The succubus has a long and ancient history beginning, perhaps, with the Assyrian demon known as Lilitu. Sexually insatiable, this demoness prowled at night, looking for men to seduce and corrupt. In Hebrew myth, she was transformed and became Lilith, the queen of the succubi. Lilith searched for men who were sleeping alone, then seduced them and sucked their blood. She was also a great danger to children. Any boy under the age of eight, or any girl less than twenty days old was also prey. To protect them, parents were advised to draw a charcoal circle on a wall of the room, and write inside it "Adam and Eve, barring Lilith." On the door they were supposed to write three names -"Sanvi, Sansnvi, Semangelaf."

 

"What did these names mean? For Lilith, they were family history. According to one of the creation stories, Lilith was Adam's first wife made by God out of mud and filth. But the young couple didn't get along at all. Indisputably the world's first feminist, Lilith considered herself Adam's equal, and objected to lying under Adam when making love. When he insisted, she flew away - and Adam when whining to God. God select three angels - Savi, Sansanvi, and Semangelaf - and sent them to retrieve her. They picked up her trail by the Red Sea, where they found Lilith carrying on with a horde of lewd demons; by them, she had already produced hundreds of little demons, called lilin.
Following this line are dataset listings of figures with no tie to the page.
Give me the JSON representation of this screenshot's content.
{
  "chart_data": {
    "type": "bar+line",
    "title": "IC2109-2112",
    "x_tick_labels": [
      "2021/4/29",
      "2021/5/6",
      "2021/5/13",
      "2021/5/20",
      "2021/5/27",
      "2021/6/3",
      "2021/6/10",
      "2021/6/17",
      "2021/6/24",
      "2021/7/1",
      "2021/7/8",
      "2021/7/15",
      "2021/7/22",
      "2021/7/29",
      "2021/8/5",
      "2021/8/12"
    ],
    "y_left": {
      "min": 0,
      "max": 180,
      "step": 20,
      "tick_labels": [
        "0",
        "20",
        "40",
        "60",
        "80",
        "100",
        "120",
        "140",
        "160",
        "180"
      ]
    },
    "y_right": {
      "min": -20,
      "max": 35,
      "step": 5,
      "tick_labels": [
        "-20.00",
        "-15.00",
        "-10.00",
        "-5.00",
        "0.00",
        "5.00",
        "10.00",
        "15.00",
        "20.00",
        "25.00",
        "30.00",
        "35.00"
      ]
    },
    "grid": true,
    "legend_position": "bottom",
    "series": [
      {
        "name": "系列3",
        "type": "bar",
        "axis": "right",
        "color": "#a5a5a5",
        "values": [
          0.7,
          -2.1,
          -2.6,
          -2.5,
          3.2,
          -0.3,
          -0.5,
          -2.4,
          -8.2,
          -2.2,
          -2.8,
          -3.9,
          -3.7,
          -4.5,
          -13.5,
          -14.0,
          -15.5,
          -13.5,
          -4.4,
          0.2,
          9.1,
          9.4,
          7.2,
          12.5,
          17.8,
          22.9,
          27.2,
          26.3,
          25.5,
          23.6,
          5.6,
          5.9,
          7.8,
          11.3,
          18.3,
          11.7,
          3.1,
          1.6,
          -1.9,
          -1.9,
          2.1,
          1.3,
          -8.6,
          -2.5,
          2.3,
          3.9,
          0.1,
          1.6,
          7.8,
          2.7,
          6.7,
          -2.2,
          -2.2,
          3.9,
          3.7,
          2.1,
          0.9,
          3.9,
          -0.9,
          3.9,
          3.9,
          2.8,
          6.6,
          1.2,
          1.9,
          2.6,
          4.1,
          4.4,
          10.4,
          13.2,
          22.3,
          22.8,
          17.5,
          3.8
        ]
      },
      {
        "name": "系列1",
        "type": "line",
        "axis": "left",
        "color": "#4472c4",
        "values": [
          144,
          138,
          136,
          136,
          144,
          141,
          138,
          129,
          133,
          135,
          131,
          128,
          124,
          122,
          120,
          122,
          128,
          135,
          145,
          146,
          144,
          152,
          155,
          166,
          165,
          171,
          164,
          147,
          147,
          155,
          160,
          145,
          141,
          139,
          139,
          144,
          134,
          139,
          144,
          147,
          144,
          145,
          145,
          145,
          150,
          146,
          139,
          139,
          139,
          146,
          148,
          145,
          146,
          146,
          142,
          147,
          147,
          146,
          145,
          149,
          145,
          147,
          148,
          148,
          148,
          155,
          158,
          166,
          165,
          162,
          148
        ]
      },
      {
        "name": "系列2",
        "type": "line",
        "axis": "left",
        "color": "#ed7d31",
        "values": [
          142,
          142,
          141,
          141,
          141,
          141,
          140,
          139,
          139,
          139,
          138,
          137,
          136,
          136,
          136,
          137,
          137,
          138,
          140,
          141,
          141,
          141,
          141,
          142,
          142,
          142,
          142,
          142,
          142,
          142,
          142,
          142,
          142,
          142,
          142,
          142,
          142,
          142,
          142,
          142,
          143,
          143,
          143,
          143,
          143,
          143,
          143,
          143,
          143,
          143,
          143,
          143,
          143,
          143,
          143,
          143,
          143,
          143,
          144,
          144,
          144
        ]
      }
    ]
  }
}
The angels relayed God's order - that she return forthwith to Adam - but Lilith refused. In a gesture of compromise, however, she did swear that if she saw the angels' names written anywhere near a newborn, she'd spare that baby's life. The angels took the deal.


"When Isaiah speaks of the "night hag," who dwells in the wilderness with wild beasts and hyenas, it is Lilith he is referring to. And it's Lilith in Psalms 91:5, too, when we are promised God will protect us from "the terror by night."